ALBANY, N.Y. — Sheldon Silver's 21-year reign as the speaker of the New York state Assembly is ending — a tectonic shift in state government that many reform-minded lawmakers say provides an opportunity rewrite Albany's political playbook.
Greater transparency. Less centralized power. Technological innovations to help lawmakers share information with constituents. More input by rank-and-file lawmakers on which bills get votes and who sits on which committees.
The first major changes have already been agreed to: Silver is out, and his successor will be chosen over the next two weeks.
Following two days of closed-door talks, the Assembly's majority Democrats announced that Silver had agreed to relinquish his position by Monday. A new speaker will be chosen by Feb. 10. That will give time for speaker candidates to rally support and allow lawmakers to evaluate them openly.
"A change in the person doesn't necessarily mean a change in the system, and that's what we need," said freshman Assemblyman Charles Barron, D-Brooklyn. "I think we have a real shot at changing how things happen. The people of this state are sick and tired of corruption and bad behavior."
Silver was accused last week by federal prosecutors of influencing legislation and awarding grants to collect almost $4 million in kickbacks over a decade. He exercised strong central control and has been known as a consummate political insider.
He declined to immediately resign, predicting he'll be exonerated.
Assemblywoman Amy Paulin, a Westchester Democrat, said they're looking at internal reforms like changing staffing allotments, making committees more driven by members and less by staff, and having more legislators involved in leadership decisions, budget decisions and every other issue.
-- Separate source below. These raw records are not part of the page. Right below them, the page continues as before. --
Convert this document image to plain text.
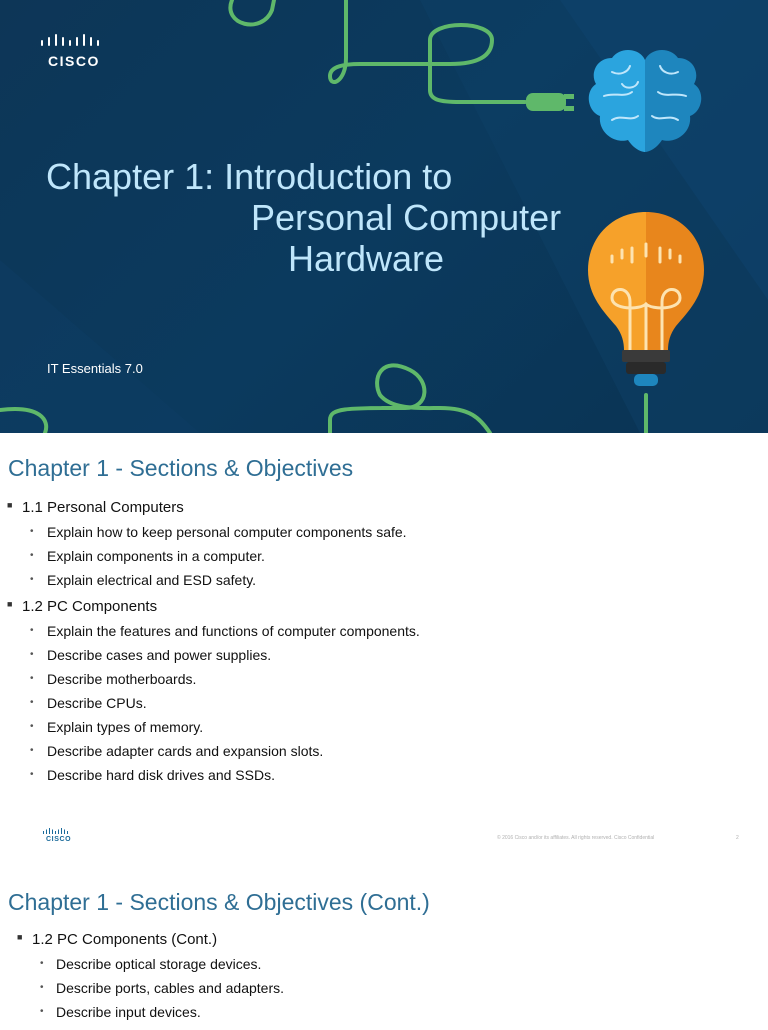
CISCO
Chapter 1: Introduction to
Personal Computer
Hardware
IT Essentials 7.0
Chapter 1 - Sections & Objectives
■ 1.1 Personal Computers
• Explain how to keep personal computer components safe.
• Explain components in a computer.
• Explain electrical and ESD safety.
■ 1.2 PC Components
• Explain the features and functions of computer components.
• Describe cases and power supplies.
• Describe motherboards.
• Describe CPUs.
• Explain types of memory.
• Describe adapter cards and expansion slots.
• Describe hard disk drives and SSDs.
CISCO	© 2016 Cisco and/or its affiliates. All rights reserved. Cisco Confidential	2
Chapter 1 - Sections & Objectives (Cont.)
■ 1.2 PC Components (Cont.)
• Describe optical storage devices.
• Describe ports, cables and adapters.
• Describe input devices.
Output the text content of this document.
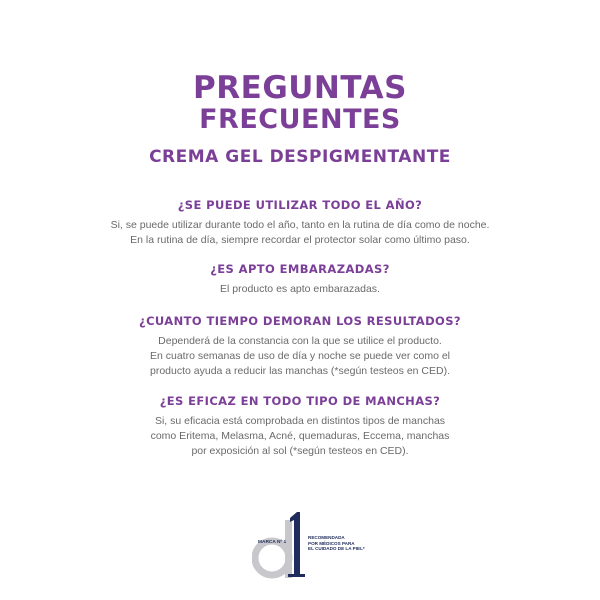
PREGUNTAS
FRECUENTES
CREMA GEL DESPIGMENTANTE

¿SE PUEDE UTILIZAR TODO EL AÑO?

Si, se puede utilizar durante todo el año, tanto en la rutina de día como de noche.
En la rutina de día, siempre recordar el protector solar como último paso.

¿ES APTO EMBARAZADAS?

El producto es apto embarazadas.

¿CUANTO TIEMPO DEMORAN LOS RESULTADOS?

Dependerá de la constancia con la que se utilice el producto.
En cuatro semanas de uso de día y noche se puede ver como el
producto ayuda a reducir las manchas (*según testeos en CED).

¿ES EFICAZ EN TODO TIPO DE MANCHAS?

Si, su eficacia está comprobada en distintos tipos de manchas
como Eritema, Melasma, Acné, quemaduras, Eccema, manchas
por exposición al sol (*según testeos en CED).

MARCA Nº 1
RECOMENDADA
POR MÉDICOS PARA
EL CUIDADO DE LA PIEL*
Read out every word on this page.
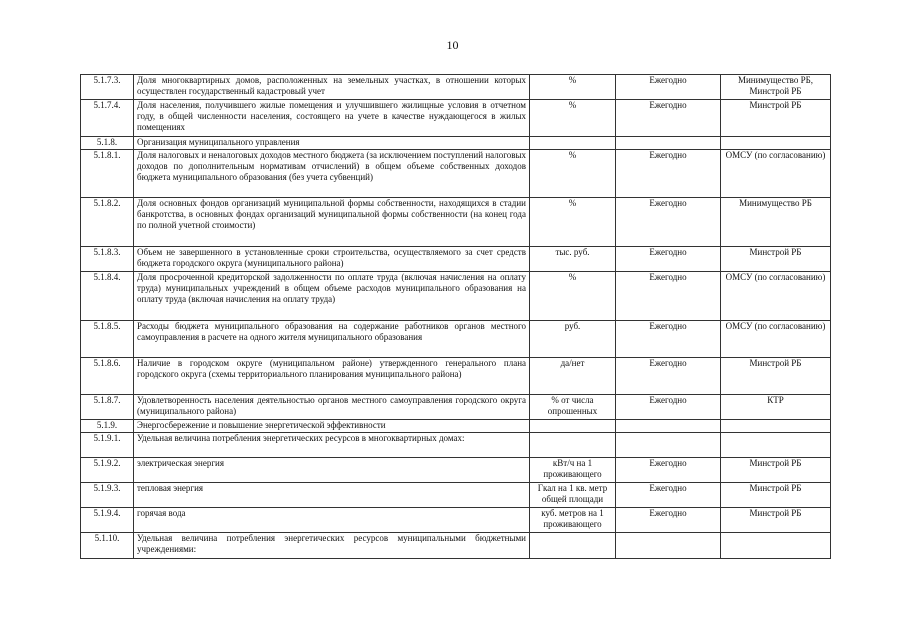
10
5.1.7.3.	Доля многоквартирных домов, расположенных на земельных участках, в отношении которых осуществлен государственный кадастровый учет	%	Ежегодно	Минимущество РБ, Минстрой РБ

5.1.7.4.	Доля населения, получившего жилые помещения и улучшившего жилищные условия в отчетном году, в общей численности населения, состоящего на учете в качестве нуждающегося в жилых помещениях	%	Ежегодно	Минстрой РБ

5.1.8.	Организация муниципального управления			

5.1.8.1.	Доля налоговых и неналоговых доходов местного бюджета (за исключением поступлений налоговых доходов по дополнительным нормативам отчислений) в общем объеме собственных доходов бюджета муниципального образования (без учета субвенций)	%	Ежегодно	ОМСУ (по согласованию)

5.1.8.2.	Доля основных фондов организаций муниципальной формы собственности, находящихся в стадии банкротства, в основных фондах организаций муниципальной формы собственности (на конец года по полной учетной стоимости)	%	Ежегодно	Минимущество РБ

5.1.8.3.	Объем не завершенного в установленные сроки строительства, осуществляемого за счет средств бюджета городского округа (муниципального района)	тыс. руб.	Ежегодно	Минстрой РБ

5.1.8.4.	Доля просроченной кредиторской задолженности по оплате труда (включая начисления на оплату труда) муниципальных учреждений в общем объеме расходов муниципального образования на оплату труда (включая начисления на оплату труда)	%	Ежегодно	ОМСУ (по согласованию)

5.1.8.5.	Расходы бюджета муниципального образования на содержание работников органов местного самоуправления в расчете на одного жителя муниципального образования	руб.	Ежегодно	ОМСУ (по согласованию)

5.1.8.6.	Наличие в городском округе (муниципальном районе) утвержденного генерального плана городского округа (схемы территориального планирования муниципального района)	да/нет	Ежегодно	Минстрой РБ

5.1.8.7.	Удовлетворенность населения деятельностью органов местного самоуправления городского округа (муниципального района)	% от числа опрошенных	Ежегодно	КТР

5.1.9.	Энергосбережение и повышение энергетической эффективности			

5.1.9.1.	Удельная величина потребления энергетических ресурсов в многоквартирных домах:			

5.1.9.2.	электрическая энергия	кВт/ч на 1 проживающего	Ежегодно	Минстрой РБ

5.1.9.3.	тепловая энергия	Гкал на 1 кв. метр общей площади	Ежегодно	Минстрой РБ

5.1.9.4.	горячая вода	куб. метров на 1 проживающего	Ежегодно	Минстрой РБ

5.1.10.	Удельная величина потребления энергетических ресурсов муниципальными бюджетными учреждениями:			
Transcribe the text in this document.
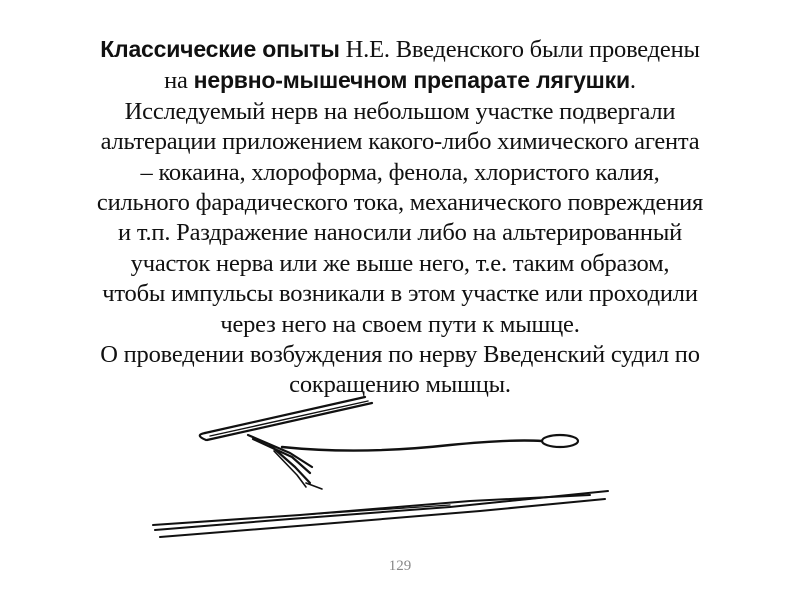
Классические опыты Н.Е. Введенского были проведены
на нервно-мышечном препарате лягушки.
Исследуемый нерв на небольшом участке подвергали
альтерации приложением какого-либо химического агента
– кокаина, хлороформа, фенола, хлористого калия,
сильного фарадического тока, механического повреждения
и т.п. Раздражение наносили либо на альтерированный
участок нерва или же выше него, т.е. таким образом,
чтобы импульсы возникали в этом участке или проходили
через него на своем пути к мышце.
О проведении возбуждения по нерву Введенский судил по
сокращению мышцы.
129
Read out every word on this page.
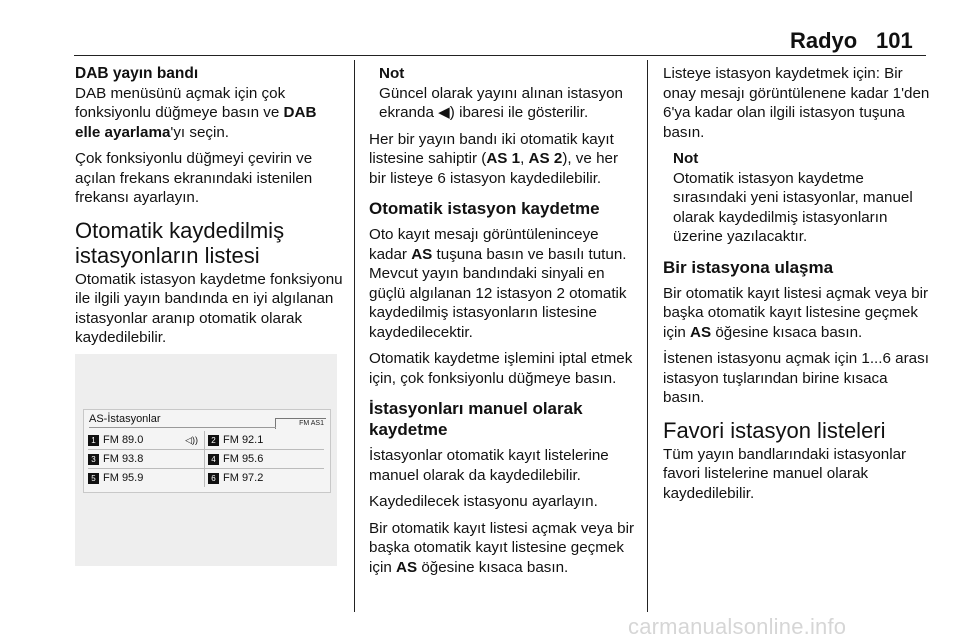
Radyo 101
DAB yayın bandı

DAB menüsünü açmak için çok fonksiyonlu düğmeye basın ve DAB elle ayarlama'yı seçin.

Çok fonksiyonlu düğmeyi çevirin ve açılan frekans ekranındaki istenilen frekansı ayarlayın.

Otomatik kaydedilmiş istasyonların listesi

Otomatik istasyon kaydetme fonksiyonu ile ilgili yayın bandında en iyi algılanan istasyonlar aranıp otomatik olarak kaydedilebilir.

AS-İstasyonlar	FM AS1
1 FM 89.0	◁))	2 FM 92.1
3 FM 93.8	4 FM 95.6
5 FM 95.9	6 FM 97.2
Not
Güncel olarak yayını alınan istasyon ekranda ◀) ibaresi ile gösterilir.

Her bir yayın bandı iki otomatik kayıt listesine sahiptir (AS 1, AS 2), ve her bir listeye 6 istasyon kaydedilebilir.

Otomatik istasyon kaydetme

Oto kayıt mesajı görüntüleninceye kadar AS tuşuna basın ve basılı tutun. Mevcut yayın bandındaki sinyali en güçlü algılanan 12 istasyon 2 otomatik kaydedilmiş istasyonların listesine kaydedilecektir.

Otomatik kaydetme işlemini iptal etmek için, çok fonksiyonlu düğmeye basın.

İstasyonları manuel olarak kaydetme

İstasyonlar otomatik kayıt listelerine manuel olarak da kaydedilebilir.

Kaydedilecek istasyonu ayarlayın.

Bir otomatik kayıt listesi açmak veya bir başka otomatik kayıt listesine geçmek için AS öğesine kısaca basın.

Listeye istasyon kaydetmek için: Bir onay mesajı görüntülenene kadar 1'den 6'ya kadar olan ilgili istasyon tuşuna basın.

Not
Otomatik istasyon kaydetme sırasındaki yeni istasyonlar, manuel olarak kaydedilmiş istasyonların üzerine yazılacaktır.
Bir istasyona ulaşma

Bir otomatik kayıt listesi açmak veya bir başka otomatik kayıt listesine geçmek için AS öğesine kısaca basın.

İstenen istasyonu açmak için 1...6 arası istasyon tuşlarından birine kısaca basın.

Favori istasyon listeleri

Tüm yayın bandlarındaki istasyonlar favori listelerine manuel olarak kaydedilebilir.

carmanualsonline.info
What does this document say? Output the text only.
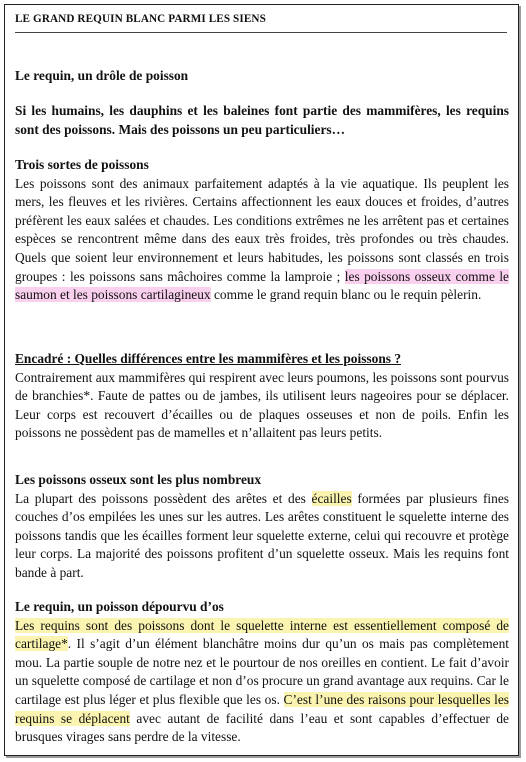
LE GRAND REQUIN BLANC PARMI LES SIENS
Le requin, un drôle de poisson
Si les humains, les dauphins et les baleines font partie des mammifères, les requins sont des poissons. Mais des poissons un peu particuliers…
Trois sortes de poissons
Les poissons sont des animaux parfaitement adaptés à la vie aquatique. Ils peuplent les mers, les fleuves et les rivières. Certains affectionnent les eaux douces et froides, d’autres préfèrent les eaux salées et chaudes. Les conditions extrêmes ne les arrêtent pas et certaines espèces se rencontrent même dans des eaux très froides, très profondes ou très chaudes. Quels que soient leur environnement et leurs habitudes, les poissons sont classés en trois groupes : les poissons sans mâchoires comme la lamproie ; les poissons osseux comme le saumon et les poissons cartilagineux comme le grand requin blanc ou le requin pèlerin.
Encadré : Quelles différences entre les mammifères et les poissons ?
Contrairement aux mammifères qui respirent avec leurs poumons, les poissons sont pourvus de branchies*. Faute de pattes ou de jambes, ils utilisent leurs nageoires pour se déplacer. Leur corps est recouvert d’écailles ou de plaques osseuses et non de poils. Enfin les poissons ne possèdent pas de mamelles et n’allaitent pas leurs petits.
Les poissons osseux sont les plus nombreux
La plupart des poissons possèdent des arêtes et des écailles formées par plusieurs fines couches d’os empilées les unes sur les autres. Les arêtes constituent le squelette interne des poissons tandis que les écailles forment leur squelette externe, celui qui recouvre et protège leur corps. La majorité des poissons profitent d’un squelette osseux. Mais les requins font bande à part.
Le requin, un poisson dépourvu d’os
Les requins sont des poissons dont le squelette interne est essentiellement composé de cartilage*. Il s’agit d’un élément blanchâtre moins dur qu’un os mais pas complètement mou. La partie souple de notre nez et le pourtour de nos oreilles en contient. Le fait d’avoir un squelette composé de cartilage et non d’os procure un grand avantage aux requins. Car le cartilage est plus léger et plus flexible que les os. C’est l’une des raisons pour lesquelles les requins se déplacent avec autant de facilité dans l’eau et sont capables d’effectuer de brusques virages sans perdre de la vitesse.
Another proposal on the table is to limit leadership posts and committee chairmanships.
Suggested external reforms include a ban or limit on outside income, Paulin said. She didn't know the level of support on that, she said.
Candidates for speaker so far are Assembly members Carl Heastie of the Bronx, Keith Wright of Manhattan, Joseph Lentol of Brooklyn, Catherine Nolan of Queens and Majority Leader Joseph Morelle of Rochester, who will be the acting speaker until legislators vote Feb. 10.
Assemblywoman Shelley Mayer, D-Yonkers, said she wants to hear candidates put forward their vision of how they want to see the chamber work. One change Mayer would like to see: technological upgrades to help lawmakers communicate with constituents.
Mayer also wants to end the traditional "three men in a room" approach to government that sees big decisions made by the Assembly speaker, Senate leader and governor.
Freshman legislator Carrie Woerner from Saratoga Springs, who worked as an executive for a software publisher and at IBM, said she'll be working with colleagues to try to put together a process for vetting the candidates. That's exciting, she said, since for the past 20 years there's only been one candidate.
"When a crisis like this happens, it is a good time to re-evaluate," said Assemblywoman Patricia Fahy of Albany, who formerly worked on Capitol Hill. "The disclosure issues are going to be very important. And as much as we can do so members feel they have a voice in things."